Est fondé le moyen qui reproche à l’arrêt attaqué d’avoir reçu l’appel du défendeur en violation de l’article 300 de l’AUPSRVE, car en effet, les décisions judiciaires rendues en matière de saisie immobilière ne sont pas susceptibles d’opposition. Elles ne peuvent être frappées d’appel que lorsqu’elles statuent sur le principe même de la créance ou sur des moyens de fond tirés de l’incapacité d’une des parties, de la propriété, de l’insaisissabilité ou de l’inaliénabilité des biens saisis …Cependant l’arrêt déféré n’a statué que sur la compétence territoriale du Tribunal de commerce de Kinshasa Gombe.

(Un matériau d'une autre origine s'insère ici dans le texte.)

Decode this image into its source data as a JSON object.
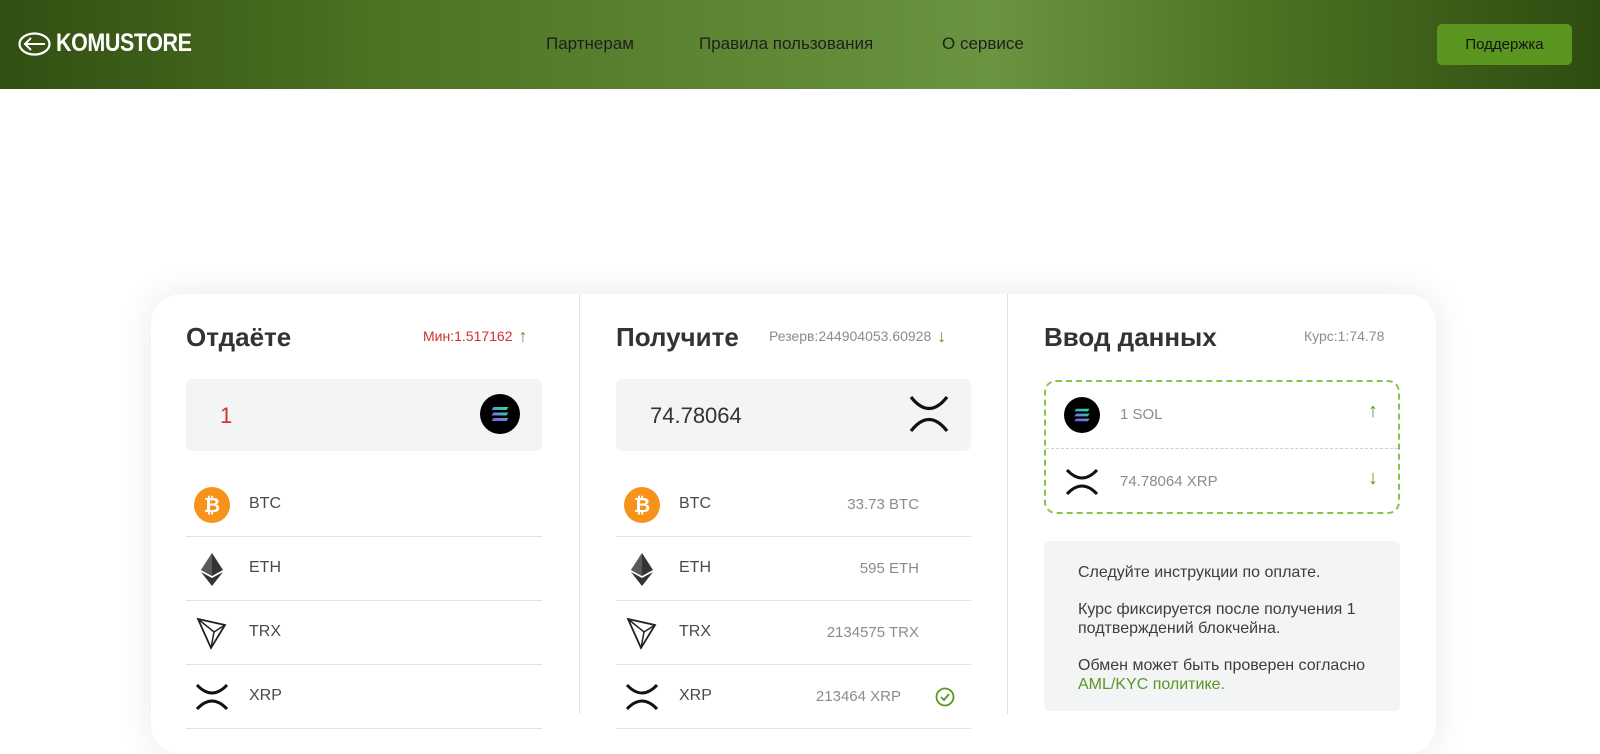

Dans son arrêt n° 205/2019 du 27 juin 2019, la CCJA  a confirmé les prescrits de l’article 300 de l’AUPSRVE en ce que lorsqu’un arrêt d’une cour d’appel statue sur un motif  autre  que ceux prévus à l’article 300 précité, il ya lieu de le casser pour violation de loi.

En effet, dans la cause qui a opposé la Société NB MINING S.A. dite NBM S.A à la Société ANVIL MINING CONGO dite AMC S.A, la CCJA a cassé l’arrêt de la cour d’appel de Kinshasa Gombe pour le motif évoqué ci- haut.

Selon les faits de la cause, à la suite d’une procédure judiciaire ayant abouti à un rééchelonnement et à un report de paiement de la créance de 3.484.689,53 US Dollars due par la société ANVIL MINING CONGO SA dite AMC SA à la société NB MINING SA dite NBM SA , anciennement MCK TRUCKS SA, la première a effectué le 15 juin 2016, un paiement de l’ordre de 871.172,38 USD, en exécution de l’ordonnance n°004/2016 rendue le 30 mai 2016 par la juridiction présidentielle du tribunal de paix de Pweto, ramenant ainsi la somme due à 2.613.517,14.

Le montant restant n’ayant pas été payé aux échéances indiquées dans la décision de report et de rééchelonnement, la société NBM SA a obtenu du tribunal de commerce de Kinshasa/Gombe, sur requête, l’ordonnance n°0975/2016 du 28 septembre 2016, autorisant le recouvrement de ladite créance ainsi que les dommages-intérêts et frais divers évalués à 3.000.000 USD.

Par exploit en date du 05 octobre 2016, la créancière a fait signifier à la société ANVIL MINING CONGO SA, sous RH 089/1637, rôle 0975/2016, un commandement préalable à la saisie immobilière des titres miniers y désignés et appartenant à la débitrice, sur la base de l’ordonnance n°0975/2016 du 28 septembre 2016 susvisée.

Statuant sur les conclusions d’incident de saisie, le Président du tribunal de commerce de Kinshasa/Gombe a, par ordonnance M.U 690/691 rendue le 16 novembre 2016, déclaré l’action irrecevable ; que sur l’appel interjeté par la société ANVIL MINING CONGO SA contre cette décision, la cour d’appel de Kinshasa/Gombe a rendu le 23 décembre 2016, l’arrêt infirmatif  n° RMU 026 dont pourvoi.

Devant la CCJA, le requérant reproche à l’arrêt attaqué d’avoir violé l’article 300 sus évoqué en ce que, pour déclarer l’appel principal de la société ANVIL MINING CONGO SA recevable, la cour d’appel de Kinshasa/Gombe s’est fondée sur les dispositions de l’article 49 du même Acte uniforme alors que s’il est vrai que ce dernier article a vocation à régir les voies d’exécution de façon générale, il est aussi vrai que l’article 300 sus invoqué, ne vise spécialement que les cas rentrant dans toutes contestations ou incidents relatifs à la saisie immobilière, ce qui en fait un régime spécial et donne lieu à l’application du principe juridique « le spécial déroge au général ».